Зашел. Поприветствовал сокамерников. Огляделся. Общественный туалет на Курском вокзале. Да нет, там чище, конечно, и воздух посвежее. Позвали к смотрящему. Познакомились. «Мест, Боря, не хватает, спим по очереди, два человека на шконку». Нашли мне насест. После недолгого приступа – выплевывал опять свои легкие по кусочкам, видно, после прогулок по воде – провалился в сон.
* * *
Проснулся ночью – разбудил сменщик по шконке.
– Ну че, выспался?
– Ага.
– Курить есть?
– Держи.
– Ого, «Мальборо»! А у нас – самокрутки только. Бывает, и вообще курить нечего. Чай есть?
– Есть.
– Ну так варим.
Пока варили, подошел к смотрящему. Марат. Смотрит не только за камерой – за корпусом. На положении Вора. Тоже пожаловался на проблемы с куревом и чаем. Говорю: у меня пачек сорок «Мальборо» и чая килограмма два, половину отдам – сам распорядишься. «Спасибо, Боря, вовремя ты к нам попал». И тут с соседних нар слышу: «Марат, это не он попал, это мы попали. Борик, привет, какими судьбами?» Присмотрелся – ба! Приятель мой, Гера, вместе загорали в Красноярском крае, как пионеры – в одном лагере, в одном отряде. Не виделись лет четырнадцать. Ради такого случая – отметить встречу – нашли на пару папирос, забили косяк. Ночь прошла весело, в воспоминаниях, обмене новостями.
Утром – на рентген. Врач напоминал веселого могильщика – а может, показалось, не знаю.
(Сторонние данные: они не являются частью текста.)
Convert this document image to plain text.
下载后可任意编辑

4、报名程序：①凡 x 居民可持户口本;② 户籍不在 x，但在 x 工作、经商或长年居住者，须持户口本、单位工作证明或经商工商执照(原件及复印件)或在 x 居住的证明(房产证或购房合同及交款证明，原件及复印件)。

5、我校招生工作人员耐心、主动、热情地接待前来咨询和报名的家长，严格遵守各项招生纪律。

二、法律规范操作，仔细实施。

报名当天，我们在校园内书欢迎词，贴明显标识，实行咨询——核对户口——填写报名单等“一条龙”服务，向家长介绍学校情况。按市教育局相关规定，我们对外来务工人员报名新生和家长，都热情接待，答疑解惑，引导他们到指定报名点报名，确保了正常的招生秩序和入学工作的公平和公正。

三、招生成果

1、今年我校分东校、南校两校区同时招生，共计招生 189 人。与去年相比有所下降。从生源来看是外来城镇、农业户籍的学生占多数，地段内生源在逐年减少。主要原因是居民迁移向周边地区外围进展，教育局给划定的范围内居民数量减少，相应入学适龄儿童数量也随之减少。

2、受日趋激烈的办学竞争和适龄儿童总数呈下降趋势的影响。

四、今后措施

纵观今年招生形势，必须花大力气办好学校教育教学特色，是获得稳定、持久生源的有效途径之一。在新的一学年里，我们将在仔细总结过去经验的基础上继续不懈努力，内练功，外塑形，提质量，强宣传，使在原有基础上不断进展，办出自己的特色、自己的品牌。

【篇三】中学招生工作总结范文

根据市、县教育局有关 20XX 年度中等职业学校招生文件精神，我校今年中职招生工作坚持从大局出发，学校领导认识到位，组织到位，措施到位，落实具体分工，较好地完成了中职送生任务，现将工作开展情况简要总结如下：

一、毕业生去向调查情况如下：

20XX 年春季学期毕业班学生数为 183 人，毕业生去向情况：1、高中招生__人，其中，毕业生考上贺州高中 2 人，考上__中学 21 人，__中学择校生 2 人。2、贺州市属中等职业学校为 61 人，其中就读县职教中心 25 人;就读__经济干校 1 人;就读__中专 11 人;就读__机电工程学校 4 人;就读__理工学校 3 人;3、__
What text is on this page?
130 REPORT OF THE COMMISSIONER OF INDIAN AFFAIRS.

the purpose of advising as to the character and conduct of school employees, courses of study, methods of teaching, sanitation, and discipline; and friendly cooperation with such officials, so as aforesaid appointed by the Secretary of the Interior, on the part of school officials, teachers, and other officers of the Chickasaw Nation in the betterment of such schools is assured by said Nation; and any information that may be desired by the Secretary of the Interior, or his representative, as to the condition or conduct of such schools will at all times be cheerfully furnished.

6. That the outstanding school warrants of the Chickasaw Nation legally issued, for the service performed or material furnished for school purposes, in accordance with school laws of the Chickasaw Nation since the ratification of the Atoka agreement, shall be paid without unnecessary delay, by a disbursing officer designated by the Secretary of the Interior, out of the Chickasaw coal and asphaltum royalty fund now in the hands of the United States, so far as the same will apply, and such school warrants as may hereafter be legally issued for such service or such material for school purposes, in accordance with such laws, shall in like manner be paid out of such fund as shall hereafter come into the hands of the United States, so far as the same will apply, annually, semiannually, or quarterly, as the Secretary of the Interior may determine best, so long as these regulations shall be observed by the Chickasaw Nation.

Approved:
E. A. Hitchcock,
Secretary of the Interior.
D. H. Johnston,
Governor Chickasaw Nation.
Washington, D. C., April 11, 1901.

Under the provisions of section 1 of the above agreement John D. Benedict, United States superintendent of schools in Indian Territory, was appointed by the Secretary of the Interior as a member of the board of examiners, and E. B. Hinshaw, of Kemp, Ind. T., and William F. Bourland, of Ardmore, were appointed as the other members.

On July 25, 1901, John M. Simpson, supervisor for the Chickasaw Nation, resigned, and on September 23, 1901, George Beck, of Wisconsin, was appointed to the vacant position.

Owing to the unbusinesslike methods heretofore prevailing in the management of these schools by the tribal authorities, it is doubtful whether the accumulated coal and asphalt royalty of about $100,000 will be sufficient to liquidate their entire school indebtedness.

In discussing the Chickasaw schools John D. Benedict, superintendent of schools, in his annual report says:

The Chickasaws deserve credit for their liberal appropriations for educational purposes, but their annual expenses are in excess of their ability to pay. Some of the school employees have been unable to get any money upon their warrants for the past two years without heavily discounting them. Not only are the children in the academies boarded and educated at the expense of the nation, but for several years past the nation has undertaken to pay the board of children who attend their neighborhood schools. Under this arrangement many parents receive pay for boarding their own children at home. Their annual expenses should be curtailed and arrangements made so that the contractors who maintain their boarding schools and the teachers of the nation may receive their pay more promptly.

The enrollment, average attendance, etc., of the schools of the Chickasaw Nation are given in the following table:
Я признался честно: семь лет назад, в этой же тюрьме обнаружили у меня туберкулез легких – освобождался с туботделения.
– На свободе лечился?
– Некогда было, да и чувствовал себя нормально.
– А сейчас?
– Еще лучше, чем на свободе.
– Значит, здоров?
– Не знаю.
– Ладно, иди, снимки посмотрим – если болен, пойдешь опять в больничку.
– А там как сейчас?
– Как в крематории.
– В смысле?
– В смысле – мест нет, лекарств нет, мрут, как мухи.
Вернули в камеру. Высокие, почти двухметровые стены, сыро – полуподвал; решетки на окнах, окна выходят на такие же точно квадраты с решетками. Внешнего мира не видно – и это странно успокаивает. Не возникает лишних мыслей.
Все время кашель. Обстановка романтическая.